I’m wondering about this flyweb tho, the functionality could be very useful, but, after making a big deal about promoting “privacy” on the web, they’re potentially opening up channels of communication with a myriad of devices, and not allowing users easy control over that… very strange, one might almost say it was a microsoftism
cyberfox has options to remove system addons on browser install hope they add this rubbish too :( why mozilla why
I wonder why it is mozilla won’t offer these system addons through addons.mozilla.org as they properly should? Are they afraid that they will very quickly find out that users just don’t want such crapware bloating their browsers?
The reason why this isn’t an optional addon is that if it were optional, it would be useless. The whole point is being able to interact with the environment without the need to install anything – except the browser itself. If you need to install an addon, it looses most of its appeal.
Would not it be better for users to install the add-on if they want to interact with devices`? Just like Hello or Pocket, this is something that only a minority of Firefox users will use. I understand the reasoning behind making it available to all, as it may increase the userbase significantly.
Still, that userbase is considerably smaller than the group of Firefox users who has no use for the feature.
Why did facebook implement a video chat nobody wants? Because if they implement it, people will start depending on it and possibly today’s minority will be tomorrow’s majority.

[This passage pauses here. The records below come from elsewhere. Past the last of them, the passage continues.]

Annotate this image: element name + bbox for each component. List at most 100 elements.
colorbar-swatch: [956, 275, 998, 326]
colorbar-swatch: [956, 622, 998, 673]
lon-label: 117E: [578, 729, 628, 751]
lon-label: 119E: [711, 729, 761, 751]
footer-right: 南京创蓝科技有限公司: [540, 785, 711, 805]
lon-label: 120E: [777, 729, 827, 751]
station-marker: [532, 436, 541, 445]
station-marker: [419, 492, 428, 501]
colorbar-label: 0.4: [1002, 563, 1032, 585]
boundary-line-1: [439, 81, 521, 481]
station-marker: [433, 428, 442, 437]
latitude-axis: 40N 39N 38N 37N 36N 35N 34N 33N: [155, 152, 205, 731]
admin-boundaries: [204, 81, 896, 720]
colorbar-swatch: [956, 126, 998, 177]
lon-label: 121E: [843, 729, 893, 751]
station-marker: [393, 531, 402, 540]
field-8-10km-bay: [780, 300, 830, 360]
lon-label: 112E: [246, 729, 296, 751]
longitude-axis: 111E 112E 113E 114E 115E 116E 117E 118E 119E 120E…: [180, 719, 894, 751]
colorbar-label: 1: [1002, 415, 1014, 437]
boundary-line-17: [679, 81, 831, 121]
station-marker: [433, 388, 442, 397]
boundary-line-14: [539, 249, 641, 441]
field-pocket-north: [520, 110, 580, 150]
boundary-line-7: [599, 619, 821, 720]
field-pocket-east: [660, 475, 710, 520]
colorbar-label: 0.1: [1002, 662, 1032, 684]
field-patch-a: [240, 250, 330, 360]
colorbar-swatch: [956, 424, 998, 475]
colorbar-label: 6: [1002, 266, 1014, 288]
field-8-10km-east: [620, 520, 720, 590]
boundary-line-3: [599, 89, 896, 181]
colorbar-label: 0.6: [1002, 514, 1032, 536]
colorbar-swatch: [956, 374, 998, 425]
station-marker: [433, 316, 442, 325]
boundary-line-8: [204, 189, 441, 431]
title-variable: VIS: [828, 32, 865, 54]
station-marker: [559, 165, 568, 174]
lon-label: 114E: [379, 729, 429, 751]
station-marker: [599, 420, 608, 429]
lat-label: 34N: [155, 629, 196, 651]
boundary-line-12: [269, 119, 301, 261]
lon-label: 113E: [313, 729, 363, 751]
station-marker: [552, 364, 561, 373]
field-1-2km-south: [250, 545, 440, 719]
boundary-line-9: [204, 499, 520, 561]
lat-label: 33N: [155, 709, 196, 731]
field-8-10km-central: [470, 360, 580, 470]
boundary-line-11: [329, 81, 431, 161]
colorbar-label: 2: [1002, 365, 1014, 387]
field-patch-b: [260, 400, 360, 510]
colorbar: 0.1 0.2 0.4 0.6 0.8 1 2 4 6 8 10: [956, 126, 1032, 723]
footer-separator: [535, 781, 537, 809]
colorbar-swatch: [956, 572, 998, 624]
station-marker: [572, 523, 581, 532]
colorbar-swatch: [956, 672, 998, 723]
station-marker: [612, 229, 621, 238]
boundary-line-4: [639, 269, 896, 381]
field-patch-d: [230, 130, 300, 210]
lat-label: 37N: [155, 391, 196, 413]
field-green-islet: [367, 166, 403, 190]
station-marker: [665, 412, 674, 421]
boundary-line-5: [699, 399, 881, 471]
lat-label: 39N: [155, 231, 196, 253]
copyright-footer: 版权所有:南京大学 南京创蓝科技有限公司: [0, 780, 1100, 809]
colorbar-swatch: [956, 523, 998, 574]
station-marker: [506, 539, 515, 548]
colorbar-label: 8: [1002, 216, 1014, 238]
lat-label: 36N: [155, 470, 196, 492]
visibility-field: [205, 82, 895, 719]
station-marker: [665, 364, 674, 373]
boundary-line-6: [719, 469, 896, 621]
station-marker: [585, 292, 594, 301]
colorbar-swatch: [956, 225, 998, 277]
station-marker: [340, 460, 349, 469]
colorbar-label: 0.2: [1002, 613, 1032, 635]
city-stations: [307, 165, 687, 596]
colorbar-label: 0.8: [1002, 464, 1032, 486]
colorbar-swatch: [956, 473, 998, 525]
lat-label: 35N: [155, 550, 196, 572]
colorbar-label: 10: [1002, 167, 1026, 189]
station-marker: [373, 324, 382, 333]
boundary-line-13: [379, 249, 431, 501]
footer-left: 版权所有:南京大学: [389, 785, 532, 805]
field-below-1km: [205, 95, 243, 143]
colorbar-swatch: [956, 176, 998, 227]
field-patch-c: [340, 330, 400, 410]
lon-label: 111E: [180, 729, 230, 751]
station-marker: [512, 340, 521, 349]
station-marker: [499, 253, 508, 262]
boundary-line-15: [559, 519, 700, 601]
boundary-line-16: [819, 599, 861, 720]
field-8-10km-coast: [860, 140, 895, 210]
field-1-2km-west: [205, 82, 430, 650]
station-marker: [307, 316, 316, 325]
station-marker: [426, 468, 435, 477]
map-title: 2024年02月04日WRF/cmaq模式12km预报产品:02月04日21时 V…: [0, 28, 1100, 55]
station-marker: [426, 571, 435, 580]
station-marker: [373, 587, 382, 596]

I will probably never use that feature in the next 2-3 years. But I like the idea Firefox is working on it, pushing a this feature to a huge (unconscious) userbase. Because if they don’t do in that way, someone else will, and in a closed way. Apple, or Google, or Microsoft will implement their own closed way of interacting with the environment – embedded in the OS – with the result of discriminating even more between ecosystems.
If firefox succeeds doing that in an open way, everybody will benefit from it, even those who will never even know this feature exists. Proprietary empires will be forced to adopt an open standard, instead of using IOT to divide users even more.
The point should be that the developers need to serve the users and not their own personal desires.
Like Hello, FlyWeb is a solution in search of a problem or, if you prefer, a product in search of a market.
As a longtime user of Nightly, I have seen way too many patches get landed that “fixed” things that simply were not problems. It is as if the patch writers wanted to make a name for themselves by landing as many patches as possible without regard for whether any of those patches actually fixed a bug or improved the browser.
I agree with Martin on his point of how many users will actually use any of these addons. Likely, only a very small minority of Firefox users will even try, let alone become “users”.
I cannot say i totally dislike whole idea or i hate system addons (because these addons created to make possibility to quickly update functionality within Firefox without complete update of browser) but i have rather hard time understanding WHAT exactly will FlyWeb do? The only understandable example is Google Chrome + Chromecast device. You go to Youtube, push button “cast”, your browser connects to external device (chromecast) and tell it to play this video. Ok.
Its works fine, as user of Chromecast i can say that. But with WHICH devices Mozilla going to communicate? They dont have any ecosystem tot talk with anyway.
Don’t worry guys, AFAIK Mozilla will stop shipping Hello since 49, maybe they will abandon this FlyWeb eventually, too.